I'm not sure if it's a praise for C though. Arcane design and lack of clarity might be fun to decipher, but it's not something that you'd want to see in the programming language.
Understanding pointers and pointer arithmetic is fundamental to understanding c. Most books and courses would spend a considerable amount of time and effort to make sure the student understands that. So 'arcane' is the wrong word I think.
You just need to get it, and really its no harder than, say context managers in python, or promises in js. Its not relevant at what 'level' those constructs are. They are novel in they way in which they model and solve real problems in context.
So 'lack of clarity' is really due to misunderstanding the context and problem space the langue was made to operate in.
I'm squinting very suspiciously at these comments suggesting this is about "pointer arithmetic". This is really about the little-used fact that you can have a "pointer to array of size N" type.

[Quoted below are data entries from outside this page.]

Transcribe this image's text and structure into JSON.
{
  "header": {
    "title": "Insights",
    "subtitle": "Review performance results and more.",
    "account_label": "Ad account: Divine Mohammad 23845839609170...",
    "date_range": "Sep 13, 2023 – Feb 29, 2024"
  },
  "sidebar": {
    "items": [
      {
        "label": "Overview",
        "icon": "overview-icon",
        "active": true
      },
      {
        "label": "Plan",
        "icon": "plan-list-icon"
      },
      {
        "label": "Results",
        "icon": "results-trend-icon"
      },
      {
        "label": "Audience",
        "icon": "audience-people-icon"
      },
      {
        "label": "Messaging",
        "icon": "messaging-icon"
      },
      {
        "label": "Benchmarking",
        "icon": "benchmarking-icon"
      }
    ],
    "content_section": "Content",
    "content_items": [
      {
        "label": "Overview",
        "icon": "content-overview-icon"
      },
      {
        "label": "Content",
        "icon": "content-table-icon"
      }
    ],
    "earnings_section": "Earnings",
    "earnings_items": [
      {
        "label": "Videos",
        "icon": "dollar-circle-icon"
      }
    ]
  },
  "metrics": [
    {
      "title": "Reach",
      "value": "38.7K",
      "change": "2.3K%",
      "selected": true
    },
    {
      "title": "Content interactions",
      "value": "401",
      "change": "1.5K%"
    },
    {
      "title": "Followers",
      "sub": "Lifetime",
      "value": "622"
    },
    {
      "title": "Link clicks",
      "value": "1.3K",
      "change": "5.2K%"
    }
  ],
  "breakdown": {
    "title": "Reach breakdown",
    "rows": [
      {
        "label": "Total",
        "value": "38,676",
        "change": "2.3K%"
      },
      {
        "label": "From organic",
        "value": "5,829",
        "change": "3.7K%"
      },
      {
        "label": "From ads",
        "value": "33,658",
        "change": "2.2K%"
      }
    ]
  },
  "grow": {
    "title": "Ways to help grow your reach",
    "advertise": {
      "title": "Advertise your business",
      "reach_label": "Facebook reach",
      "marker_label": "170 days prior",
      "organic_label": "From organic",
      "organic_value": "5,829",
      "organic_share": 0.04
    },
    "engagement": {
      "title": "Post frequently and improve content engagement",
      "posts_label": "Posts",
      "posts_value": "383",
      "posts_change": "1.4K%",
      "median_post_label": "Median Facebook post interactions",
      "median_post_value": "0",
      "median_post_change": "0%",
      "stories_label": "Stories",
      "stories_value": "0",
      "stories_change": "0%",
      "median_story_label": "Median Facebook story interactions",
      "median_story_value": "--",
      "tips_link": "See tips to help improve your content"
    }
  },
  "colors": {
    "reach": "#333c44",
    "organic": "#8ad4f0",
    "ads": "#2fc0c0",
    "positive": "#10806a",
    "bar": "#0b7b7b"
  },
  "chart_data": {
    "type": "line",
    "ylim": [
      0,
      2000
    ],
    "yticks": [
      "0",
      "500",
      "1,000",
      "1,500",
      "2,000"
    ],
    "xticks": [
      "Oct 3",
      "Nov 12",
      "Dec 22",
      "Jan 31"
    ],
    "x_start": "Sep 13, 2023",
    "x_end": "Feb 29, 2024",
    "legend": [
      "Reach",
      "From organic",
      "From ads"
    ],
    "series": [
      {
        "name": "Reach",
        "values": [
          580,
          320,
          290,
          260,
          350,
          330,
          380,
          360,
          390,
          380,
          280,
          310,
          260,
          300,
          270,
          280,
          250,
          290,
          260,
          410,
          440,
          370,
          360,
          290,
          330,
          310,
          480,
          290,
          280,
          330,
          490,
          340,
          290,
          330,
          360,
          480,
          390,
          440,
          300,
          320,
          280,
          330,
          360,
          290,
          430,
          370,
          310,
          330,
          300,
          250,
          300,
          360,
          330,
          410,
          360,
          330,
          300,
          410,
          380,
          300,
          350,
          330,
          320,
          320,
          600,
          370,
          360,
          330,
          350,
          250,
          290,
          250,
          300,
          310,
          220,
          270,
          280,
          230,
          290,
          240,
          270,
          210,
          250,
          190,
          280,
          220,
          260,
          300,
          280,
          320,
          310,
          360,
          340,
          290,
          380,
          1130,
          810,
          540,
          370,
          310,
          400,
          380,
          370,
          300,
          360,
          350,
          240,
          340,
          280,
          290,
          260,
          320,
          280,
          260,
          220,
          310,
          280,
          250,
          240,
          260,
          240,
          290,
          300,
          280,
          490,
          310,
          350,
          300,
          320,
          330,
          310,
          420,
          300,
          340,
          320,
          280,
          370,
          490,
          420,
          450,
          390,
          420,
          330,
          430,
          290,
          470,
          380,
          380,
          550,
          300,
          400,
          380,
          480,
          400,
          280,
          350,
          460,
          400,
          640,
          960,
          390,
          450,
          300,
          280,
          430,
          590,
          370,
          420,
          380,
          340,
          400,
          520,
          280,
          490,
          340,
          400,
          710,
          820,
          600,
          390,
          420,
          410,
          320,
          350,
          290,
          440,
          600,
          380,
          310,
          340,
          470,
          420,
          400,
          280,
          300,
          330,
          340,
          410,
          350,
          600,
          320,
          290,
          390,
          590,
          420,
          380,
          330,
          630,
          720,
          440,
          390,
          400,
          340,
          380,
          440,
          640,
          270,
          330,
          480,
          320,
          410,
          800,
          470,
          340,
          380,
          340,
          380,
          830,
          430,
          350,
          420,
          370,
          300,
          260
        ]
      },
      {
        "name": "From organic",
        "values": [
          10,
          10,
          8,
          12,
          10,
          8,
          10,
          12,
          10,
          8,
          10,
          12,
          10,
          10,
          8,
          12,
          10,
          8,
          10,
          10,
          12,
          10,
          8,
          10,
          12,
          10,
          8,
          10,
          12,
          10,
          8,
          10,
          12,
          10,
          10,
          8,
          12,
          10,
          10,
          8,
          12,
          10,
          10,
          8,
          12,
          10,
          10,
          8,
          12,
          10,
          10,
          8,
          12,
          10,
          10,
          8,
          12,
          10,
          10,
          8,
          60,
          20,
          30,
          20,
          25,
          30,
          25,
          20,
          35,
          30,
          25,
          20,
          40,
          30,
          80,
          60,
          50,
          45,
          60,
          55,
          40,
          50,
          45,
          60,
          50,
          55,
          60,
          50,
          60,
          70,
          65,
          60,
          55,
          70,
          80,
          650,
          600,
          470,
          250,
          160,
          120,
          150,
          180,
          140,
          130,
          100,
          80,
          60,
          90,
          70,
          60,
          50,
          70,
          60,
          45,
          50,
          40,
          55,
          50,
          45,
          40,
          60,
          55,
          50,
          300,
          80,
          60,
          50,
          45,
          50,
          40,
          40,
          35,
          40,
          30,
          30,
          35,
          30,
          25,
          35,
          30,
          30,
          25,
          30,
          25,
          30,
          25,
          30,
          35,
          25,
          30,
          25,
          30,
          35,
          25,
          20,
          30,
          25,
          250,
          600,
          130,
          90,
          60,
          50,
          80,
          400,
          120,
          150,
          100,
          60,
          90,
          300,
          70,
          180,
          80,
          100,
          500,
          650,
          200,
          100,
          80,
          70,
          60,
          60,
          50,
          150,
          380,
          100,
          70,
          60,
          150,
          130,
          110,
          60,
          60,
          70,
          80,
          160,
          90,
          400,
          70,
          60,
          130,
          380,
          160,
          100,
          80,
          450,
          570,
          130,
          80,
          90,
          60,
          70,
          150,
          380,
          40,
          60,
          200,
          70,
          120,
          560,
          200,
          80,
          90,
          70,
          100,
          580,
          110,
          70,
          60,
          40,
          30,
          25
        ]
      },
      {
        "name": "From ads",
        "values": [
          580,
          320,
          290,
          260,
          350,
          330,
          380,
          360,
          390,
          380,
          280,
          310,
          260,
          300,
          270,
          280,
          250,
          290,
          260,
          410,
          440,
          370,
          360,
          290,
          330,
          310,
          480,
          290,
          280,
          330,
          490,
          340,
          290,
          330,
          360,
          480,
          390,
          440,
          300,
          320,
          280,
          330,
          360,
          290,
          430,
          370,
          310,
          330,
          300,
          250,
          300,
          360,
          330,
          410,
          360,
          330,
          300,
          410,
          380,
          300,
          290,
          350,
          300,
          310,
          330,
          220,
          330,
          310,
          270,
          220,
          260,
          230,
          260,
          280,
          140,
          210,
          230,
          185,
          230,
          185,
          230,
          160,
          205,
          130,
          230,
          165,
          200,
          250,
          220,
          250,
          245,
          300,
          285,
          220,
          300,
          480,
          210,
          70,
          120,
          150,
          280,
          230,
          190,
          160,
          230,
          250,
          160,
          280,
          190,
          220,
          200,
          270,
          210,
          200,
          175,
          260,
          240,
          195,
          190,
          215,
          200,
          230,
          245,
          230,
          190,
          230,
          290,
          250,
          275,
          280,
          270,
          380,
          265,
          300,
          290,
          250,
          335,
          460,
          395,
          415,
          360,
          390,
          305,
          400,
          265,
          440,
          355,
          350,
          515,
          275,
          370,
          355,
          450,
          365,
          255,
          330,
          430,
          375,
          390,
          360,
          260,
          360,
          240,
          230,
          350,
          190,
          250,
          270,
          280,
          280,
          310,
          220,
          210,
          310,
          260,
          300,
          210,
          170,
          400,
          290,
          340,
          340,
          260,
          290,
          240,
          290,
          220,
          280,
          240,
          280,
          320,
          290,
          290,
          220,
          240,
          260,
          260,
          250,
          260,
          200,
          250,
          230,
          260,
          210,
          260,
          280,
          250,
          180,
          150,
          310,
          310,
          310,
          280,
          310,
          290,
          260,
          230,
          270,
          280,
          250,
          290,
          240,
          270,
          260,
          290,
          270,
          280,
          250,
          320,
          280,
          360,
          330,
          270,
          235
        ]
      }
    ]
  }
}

For hobby programming I work the minimalism of C, but then I also enjoy assembler. If I'm doing something more task-oriented then I prefer to use languages like js or python.
I don't mean here to compare different classes of languages. Even within systems programming languages, C has a lot of things that could be (and are) done better today.

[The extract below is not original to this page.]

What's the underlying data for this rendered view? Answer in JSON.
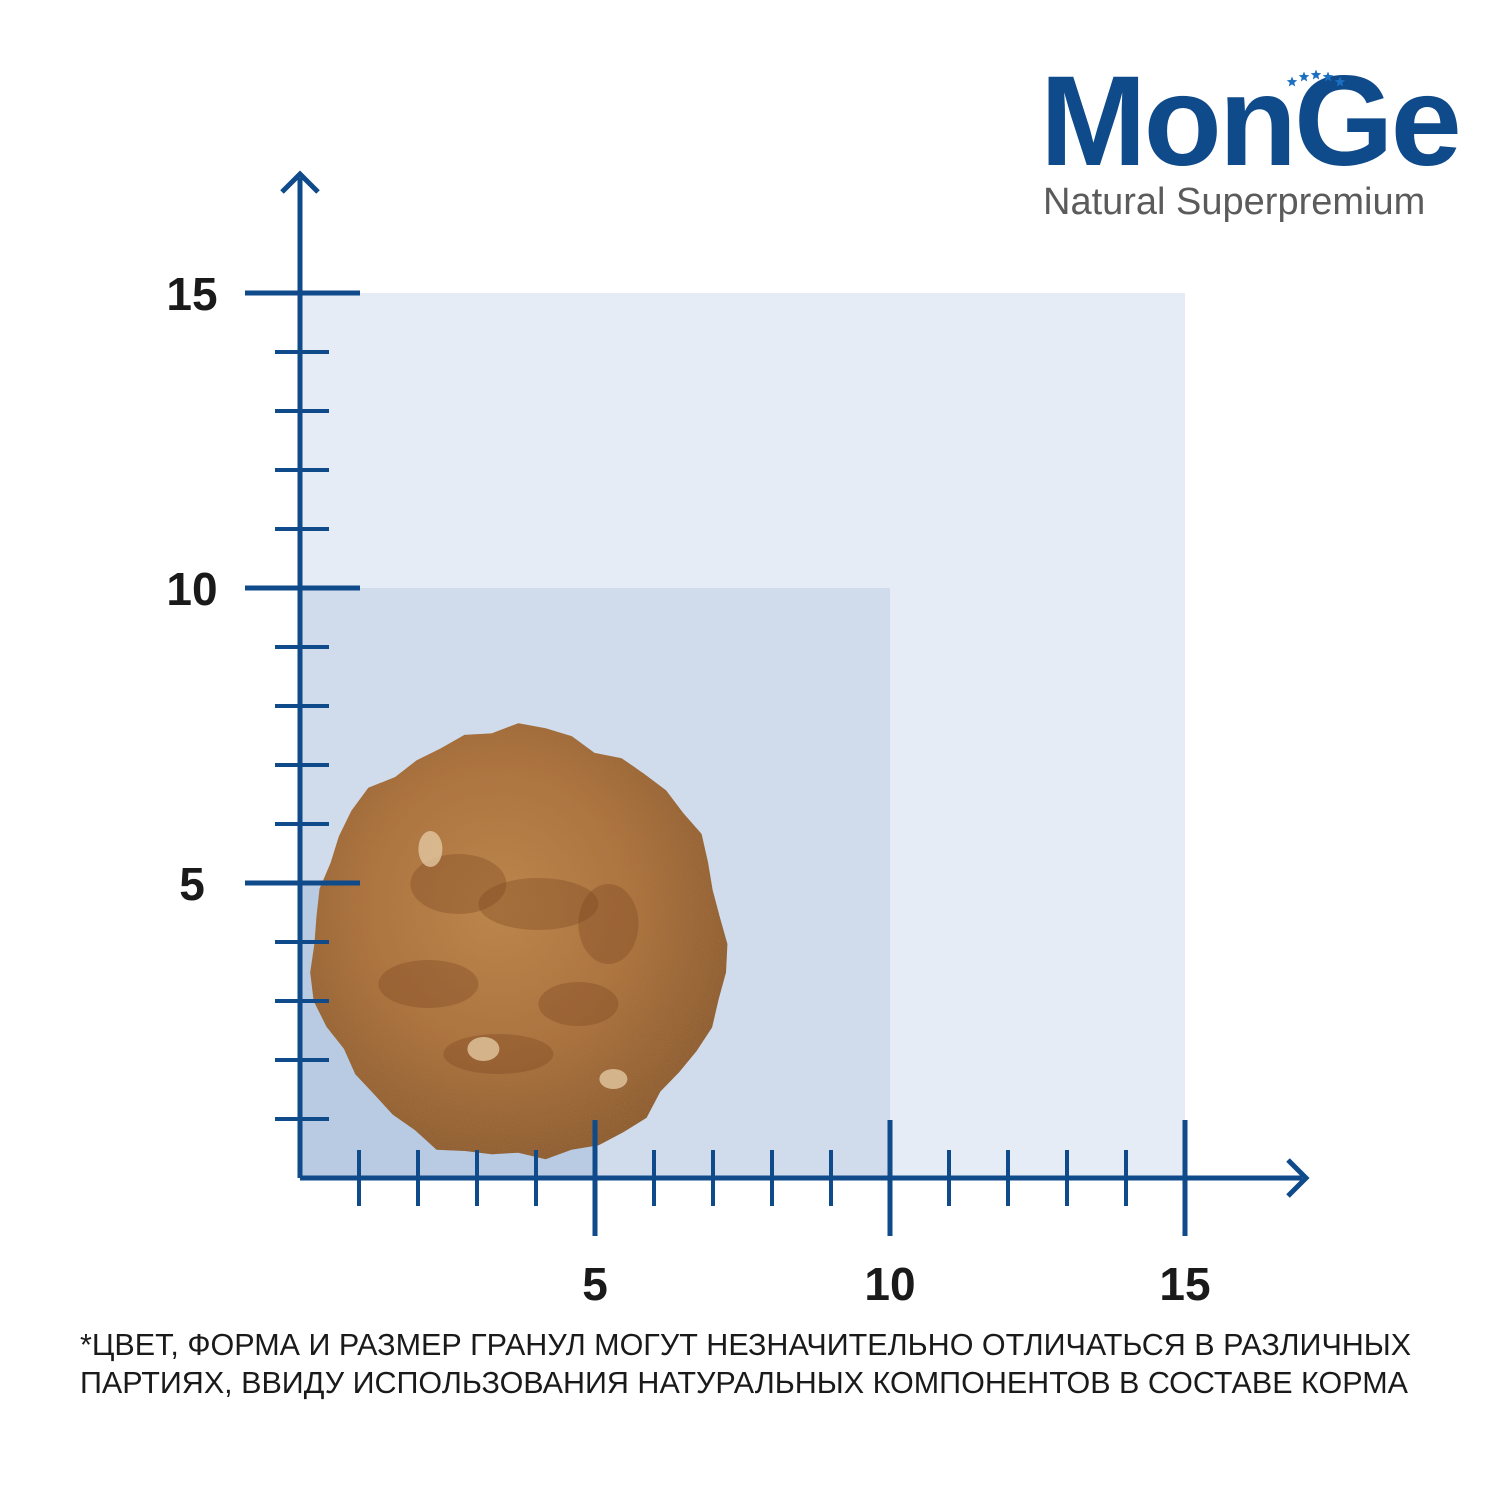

What I meant is, that modern systems programming languages (like Rust for example) can avoid various issues by using all that was learned in programming languages design until today. C can't do that since it's stuck with its legacy requirements. This is quite an objective downside, and not just a matter of taste.
Name a language and someone will point out WTFs and subtle issues you might have never considered. The problem is the same when designing a language: computers think best with a large set of simple rules, humans think best with a small set of complicated rules, each having exceptions and different tiers of complexity for different levels of each developer's understanding.
I find C somewhat logical, but it has an easy-to-learn simplified version of itself that can be learned before re-reading the spec to complete your understanding of the language.
Sure, any language can have hard to understand parts or things that aren't designed the best way. But C is pretty old language. Creators of programming languages learned quite a lot since it was made, so they can avoid repeating known mistakes and can use newer design ideas. I.e. the quality of new languages can improve since they stand on the shoulders of giants.
>> humans think best with a small set of complicated rules
? I'd reword that to say humans are more entertained by a small set of complicated rules. Simple rules are easy for humans, but they can be boring.
However, in reality here, we're comparing apples to oranges. The instruction set for a computer is it's language. Asking a computer to speak English - that's our (humans') language, and with the tables turned, one could ask whether the computer thought better in English or Chinese, and the answer may be different but still meaningless.
Not all languages have equal wartiness. PHP and JavaScript are built on a swamp of inconsistencies whereas Haskell has a core axiomatic language. Scheme is fairly clean.
C evolved in a different age and is fraught with undefined behavior.